Dalton counters: After finishing as easily the No. 1 fantasy player in 2011, Kemp was drafted extremely early last season. He finished April batting .417 with 12 homers, 24 runs scored and 25 RBI, and while his two steals may have felt disappointing, it’s tough to swipe second base with an .893 slugging percentage. A truly special fantasy season looked to be in store. However, a subsequent hamstring injury resulted (or at minimum can be partially blamed) in him having zero homers in May and then him missing the next six weeks after he later aggravated it, and when Kemp returned, he hit just five home runs over the next seven weeks before crashing into an outfield wall August 28, injuring his left shoulder in the process. He was hampered over the rest of the year, and the shoulder required surgery that was more extensive than originally anticipated during the offseason.

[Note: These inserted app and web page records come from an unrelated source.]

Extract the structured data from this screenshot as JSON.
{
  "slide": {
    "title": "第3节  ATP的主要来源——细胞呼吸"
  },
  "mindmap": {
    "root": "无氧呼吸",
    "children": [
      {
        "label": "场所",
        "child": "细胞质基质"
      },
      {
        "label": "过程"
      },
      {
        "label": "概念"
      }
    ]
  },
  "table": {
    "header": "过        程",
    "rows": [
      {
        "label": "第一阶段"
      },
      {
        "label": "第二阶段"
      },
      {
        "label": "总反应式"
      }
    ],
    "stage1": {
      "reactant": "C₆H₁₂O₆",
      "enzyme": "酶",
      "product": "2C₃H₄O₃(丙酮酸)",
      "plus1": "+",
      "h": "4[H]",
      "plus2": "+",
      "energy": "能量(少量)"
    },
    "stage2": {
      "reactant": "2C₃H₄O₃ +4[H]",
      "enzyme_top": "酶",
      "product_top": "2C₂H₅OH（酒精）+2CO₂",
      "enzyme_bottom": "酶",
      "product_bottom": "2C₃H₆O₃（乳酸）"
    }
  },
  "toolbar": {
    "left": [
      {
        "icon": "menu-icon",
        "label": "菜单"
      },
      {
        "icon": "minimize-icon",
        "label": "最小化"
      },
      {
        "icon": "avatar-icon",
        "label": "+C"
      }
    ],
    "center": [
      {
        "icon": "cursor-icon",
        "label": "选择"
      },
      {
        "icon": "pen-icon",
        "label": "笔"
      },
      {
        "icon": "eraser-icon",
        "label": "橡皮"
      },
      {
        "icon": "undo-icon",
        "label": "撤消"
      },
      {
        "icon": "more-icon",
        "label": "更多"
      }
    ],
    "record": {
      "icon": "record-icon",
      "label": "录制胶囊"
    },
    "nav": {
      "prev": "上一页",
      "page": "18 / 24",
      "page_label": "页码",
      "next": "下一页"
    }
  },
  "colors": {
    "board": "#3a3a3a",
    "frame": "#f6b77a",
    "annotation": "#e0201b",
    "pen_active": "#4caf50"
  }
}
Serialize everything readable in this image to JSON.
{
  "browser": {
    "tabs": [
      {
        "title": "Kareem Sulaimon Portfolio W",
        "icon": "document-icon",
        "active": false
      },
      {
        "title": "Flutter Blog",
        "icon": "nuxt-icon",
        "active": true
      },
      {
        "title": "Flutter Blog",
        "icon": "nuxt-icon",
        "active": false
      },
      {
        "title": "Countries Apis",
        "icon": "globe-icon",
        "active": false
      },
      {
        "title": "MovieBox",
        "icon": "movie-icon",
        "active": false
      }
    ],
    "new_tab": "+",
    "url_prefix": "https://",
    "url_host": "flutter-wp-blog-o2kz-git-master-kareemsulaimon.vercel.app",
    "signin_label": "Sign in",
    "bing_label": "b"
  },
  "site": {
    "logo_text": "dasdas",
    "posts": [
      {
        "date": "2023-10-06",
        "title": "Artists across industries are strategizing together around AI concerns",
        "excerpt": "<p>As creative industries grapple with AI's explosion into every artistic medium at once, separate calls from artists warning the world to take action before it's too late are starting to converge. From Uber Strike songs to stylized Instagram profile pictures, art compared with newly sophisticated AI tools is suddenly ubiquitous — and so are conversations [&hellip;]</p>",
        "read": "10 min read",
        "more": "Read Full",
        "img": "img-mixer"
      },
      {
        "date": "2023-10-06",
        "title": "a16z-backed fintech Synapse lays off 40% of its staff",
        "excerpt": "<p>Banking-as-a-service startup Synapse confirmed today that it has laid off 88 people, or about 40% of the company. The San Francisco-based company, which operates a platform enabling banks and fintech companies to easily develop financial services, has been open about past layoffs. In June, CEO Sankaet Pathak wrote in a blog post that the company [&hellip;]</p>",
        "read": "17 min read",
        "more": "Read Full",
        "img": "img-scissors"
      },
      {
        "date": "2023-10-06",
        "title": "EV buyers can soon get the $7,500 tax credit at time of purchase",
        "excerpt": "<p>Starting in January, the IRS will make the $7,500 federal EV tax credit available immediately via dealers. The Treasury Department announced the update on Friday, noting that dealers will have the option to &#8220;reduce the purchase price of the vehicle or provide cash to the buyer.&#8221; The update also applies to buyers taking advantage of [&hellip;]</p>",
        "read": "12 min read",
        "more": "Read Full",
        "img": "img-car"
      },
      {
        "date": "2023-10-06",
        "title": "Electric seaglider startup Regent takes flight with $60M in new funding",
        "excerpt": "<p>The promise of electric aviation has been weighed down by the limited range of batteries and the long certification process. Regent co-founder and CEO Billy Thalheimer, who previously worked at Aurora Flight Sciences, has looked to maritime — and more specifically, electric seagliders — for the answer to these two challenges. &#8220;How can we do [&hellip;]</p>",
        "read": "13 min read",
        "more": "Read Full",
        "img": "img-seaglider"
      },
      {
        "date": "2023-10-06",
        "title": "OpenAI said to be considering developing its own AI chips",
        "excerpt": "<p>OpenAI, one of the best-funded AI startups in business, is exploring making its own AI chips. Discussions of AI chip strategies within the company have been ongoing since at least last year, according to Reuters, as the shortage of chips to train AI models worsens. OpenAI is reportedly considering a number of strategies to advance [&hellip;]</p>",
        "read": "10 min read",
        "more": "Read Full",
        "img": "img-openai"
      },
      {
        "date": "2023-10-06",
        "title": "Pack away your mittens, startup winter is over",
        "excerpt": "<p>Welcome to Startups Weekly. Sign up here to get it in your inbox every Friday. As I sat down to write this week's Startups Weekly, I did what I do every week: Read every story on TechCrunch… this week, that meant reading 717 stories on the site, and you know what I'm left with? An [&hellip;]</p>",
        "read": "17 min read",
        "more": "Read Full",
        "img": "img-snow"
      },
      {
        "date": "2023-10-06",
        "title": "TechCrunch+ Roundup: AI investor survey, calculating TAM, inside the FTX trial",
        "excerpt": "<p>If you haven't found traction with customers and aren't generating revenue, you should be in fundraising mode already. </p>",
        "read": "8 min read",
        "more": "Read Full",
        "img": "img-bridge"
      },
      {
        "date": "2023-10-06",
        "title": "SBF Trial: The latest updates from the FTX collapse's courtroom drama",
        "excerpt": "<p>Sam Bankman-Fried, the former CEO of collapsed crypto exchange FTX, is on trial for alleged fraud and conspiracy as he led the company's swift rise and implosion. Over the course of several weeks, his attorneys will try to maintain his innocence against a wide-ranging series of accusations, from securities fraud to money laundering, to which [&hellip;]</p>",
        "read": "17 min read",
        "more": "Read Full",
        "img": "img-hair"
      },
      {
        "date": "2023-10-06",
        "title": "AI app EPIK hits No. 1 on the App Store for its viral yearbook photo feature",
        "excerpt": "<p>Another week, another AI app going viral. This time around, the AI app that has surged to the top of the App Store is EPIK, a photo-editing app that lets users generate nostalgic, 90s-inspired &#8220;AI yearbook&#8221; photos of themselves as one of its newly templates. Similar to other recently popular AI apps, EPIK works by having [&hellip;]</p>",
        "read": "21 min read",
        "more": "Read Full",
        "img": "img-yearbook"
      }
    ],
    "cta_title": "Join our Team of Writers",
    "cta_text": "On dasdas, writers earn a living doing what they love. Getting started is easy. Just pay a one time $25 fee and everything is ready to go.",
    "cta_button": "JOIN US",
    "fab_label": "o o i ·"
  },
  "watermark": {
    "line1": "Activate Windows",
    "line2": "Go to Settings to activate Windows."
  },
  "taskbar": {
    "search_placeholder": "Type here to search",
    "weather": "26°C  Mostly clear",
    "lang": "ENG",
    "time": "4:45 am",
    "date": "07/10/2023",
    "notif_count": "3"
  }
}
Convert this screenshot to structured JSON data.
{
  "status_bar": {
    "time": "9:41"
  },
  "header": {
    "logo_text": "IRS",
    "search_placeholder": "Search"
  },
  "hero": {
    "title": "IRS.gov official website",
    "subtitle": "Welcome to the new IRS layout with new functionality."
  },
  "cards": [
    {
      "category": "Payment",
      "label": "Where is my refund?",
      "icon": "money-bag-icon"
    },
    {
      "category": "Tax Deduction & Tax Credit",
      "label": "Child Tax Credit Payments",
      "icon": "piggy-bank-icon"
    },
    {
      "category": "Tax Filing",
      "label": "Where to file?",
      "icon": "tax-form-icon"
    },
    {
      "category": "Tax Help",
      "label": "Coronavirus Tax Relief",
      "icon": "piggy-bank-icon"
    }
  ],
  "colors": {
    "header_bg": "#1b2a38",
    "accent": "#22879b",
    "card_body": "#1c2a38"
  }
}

Kemp had four straight seasons in which he surpassed 600 at-bats before last year’s injury-riddled campaign, so durability had never been a problem. But there’s no question the current situation with his shoulder is of some concern. Will it affect his power? How quickly can he return to 100 percent?

It’s hard to build a case against McCutchen, who’s 26 years old and coming off a season in which he hit .327/.400/.553. But his stolen base success rate has declined during each year he’s been in the league, including when he went just 6-for-14 after the All-Star break last season. Maybe last year’s 31 homers was a sign of a new baseline, but considering McCutchen’s size, his typical batted ball profile and history, I’d consider him more of a 20-25 HR guy than a consistent 30+ homer hitter. Moreover, playing for the Pirates hurts his counting stats (he’s never had a 100-RBI campaign).

Kemp is entering his age-28 season, is one year removed from a monstrous .324-39-115-126-40 campaign and will be hitting in the middle of a lineup that could be highly productive. I don’t see any of the five categories in which Kemp shouldn’t be considered the favorite to beat McCutchen this season. Of course, I’m banking on Kemp’s shoulder being a non-issue.